The demo program concludes by displaying the clustering results in the usual format:
Console.WriteLine("clustering: ");
int[] clustering = som.GetClustering();
ClusterSOM.VecShow(clustering, wid: 3);
The result is [2, 2, 2, 2, 1, 1, 1, 1, 0, 0, 0, 0]. The clustering array contains the same information as the mapping object, just stored in an integer array rather than an array of List objects.
Wrapping Up
In practice, self-organizing map clustering is often used to validate k-means clustering. A relatively unexplored idea is to perform SOM clustering using an r-by-c map instead of a 1-by-k map. When using a two-dimensional map, SOM clustering produces cluster IDs that have a (row, column) format instead of a simple integer cluster ID format.
SOM clustering can be easily extended to create a data anomaly detection system. After clustering, each data item is compared to its associated cluster map vector. Data items that are farthest from their associated map cell vector are anomalous.
A major weakness of most clustering techniques, including SOM clustering, is that only strictly numeric data can be clustered. Suppose you have data that has a Color column with possible values red, blue, green. If you use ordinal encoding where red = 1, blue = 2, green = 3, the distance between red and green is greater than the distance between red and blue. If you use one-hot encoding where red = (1 0 0), blue = (0 1 0), green = (0 0 1), the distance between any two colors is always 1, and this is true regardless of how many possible color values there are.

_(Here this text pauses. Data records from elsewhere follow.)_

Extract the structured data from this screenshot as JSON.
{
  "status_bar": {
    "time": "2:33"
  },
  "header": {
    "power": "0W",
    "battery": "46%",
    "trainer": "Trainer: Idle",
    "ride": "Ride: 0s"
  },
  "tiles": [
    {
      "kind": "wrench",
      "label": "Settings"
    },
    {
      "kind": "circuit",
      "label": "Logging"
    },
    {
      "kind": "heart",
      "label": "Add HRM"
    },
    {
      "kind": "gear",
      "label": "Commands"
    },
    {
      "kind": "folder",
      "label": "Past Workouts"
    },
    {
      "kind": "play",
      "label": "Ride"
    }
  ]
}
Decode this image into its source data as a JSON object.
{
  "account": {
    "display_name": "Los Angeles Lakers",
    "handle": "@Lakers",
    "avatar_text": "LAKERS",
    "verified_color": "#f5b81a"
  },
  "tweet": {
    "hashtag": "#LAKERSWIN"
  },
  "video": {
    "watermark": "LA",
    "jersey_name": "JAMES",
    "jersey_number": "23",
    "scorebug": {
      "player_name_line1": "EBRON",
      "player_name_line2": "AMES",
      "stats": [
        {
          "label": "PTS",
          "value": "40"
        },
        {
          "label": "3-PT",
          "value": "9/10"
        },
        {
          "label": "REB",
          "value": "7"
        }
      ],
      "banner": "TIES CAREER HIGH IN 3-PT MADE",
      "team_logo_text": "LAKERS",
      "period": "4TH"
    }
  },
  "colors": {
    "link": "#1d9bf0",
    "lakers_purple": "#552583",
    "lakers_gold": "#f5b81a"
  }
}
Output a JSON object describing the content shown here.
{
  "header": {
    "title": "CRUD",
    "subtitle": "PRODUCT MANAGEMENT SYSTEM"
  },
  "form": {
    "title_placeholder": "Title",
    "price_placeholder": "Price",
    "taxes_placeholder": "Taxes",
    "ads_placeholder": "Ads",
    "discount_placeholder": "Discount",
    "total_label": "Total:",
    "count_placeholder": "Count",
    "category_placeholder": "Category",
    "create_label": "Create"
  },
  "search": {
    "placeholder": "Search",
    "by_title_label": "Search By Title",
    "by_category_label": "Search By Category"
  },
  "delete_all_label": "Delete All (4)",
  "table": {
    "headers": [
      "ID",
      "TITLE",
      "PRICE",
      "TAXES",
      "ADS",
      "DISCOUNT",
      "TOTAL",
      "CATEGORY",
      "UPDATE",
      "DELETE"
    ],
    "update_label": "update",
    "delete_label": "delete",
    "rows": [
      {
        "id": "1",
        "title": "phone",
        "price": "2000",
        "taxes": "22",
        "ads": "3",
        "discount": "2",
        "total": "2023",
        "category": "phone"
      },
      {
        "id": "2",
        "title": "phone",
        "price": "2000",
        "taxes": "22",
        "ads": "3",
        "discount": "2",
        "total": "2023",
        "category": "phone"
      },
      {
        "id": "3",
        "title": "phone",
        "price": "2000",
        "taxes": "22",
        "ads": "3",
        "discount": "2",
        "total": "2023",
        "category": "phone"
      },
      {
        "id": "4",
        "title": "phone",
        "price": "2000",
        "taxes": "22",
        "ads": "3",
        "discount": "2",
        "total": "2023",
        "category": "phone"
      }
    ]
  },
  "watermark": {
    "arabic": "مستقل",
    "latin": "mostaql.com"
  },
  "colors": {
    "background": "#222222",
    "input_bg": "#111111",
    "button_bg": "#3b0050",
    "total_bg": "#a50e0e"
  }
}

An unpublished technique that appears promising is to use what I call "one-over-n-hot" encoding. For the three-color example, the encoding is red = (0.33, 0, 0), blue = (0, 0.33, 0), green = (0, 0, 0.33). If there are four colors, the encoding values are (0,25, 0, 0, 0), (0, 0.25, 0, 0), (0, 0, 0.25, 0), (0, 0, 0, 0.25). In other words, for a categorical variable with n possible values, you use modified one-hot encoding where the 1 values are replaced by 1/n.
For categorical data that is inherently ordered, you can use equal-interval encoding. For example, if you have a Height column with possible values short, medium and tall, then you can encode short = 0.25, medium = 0.50 and tall = 0.75.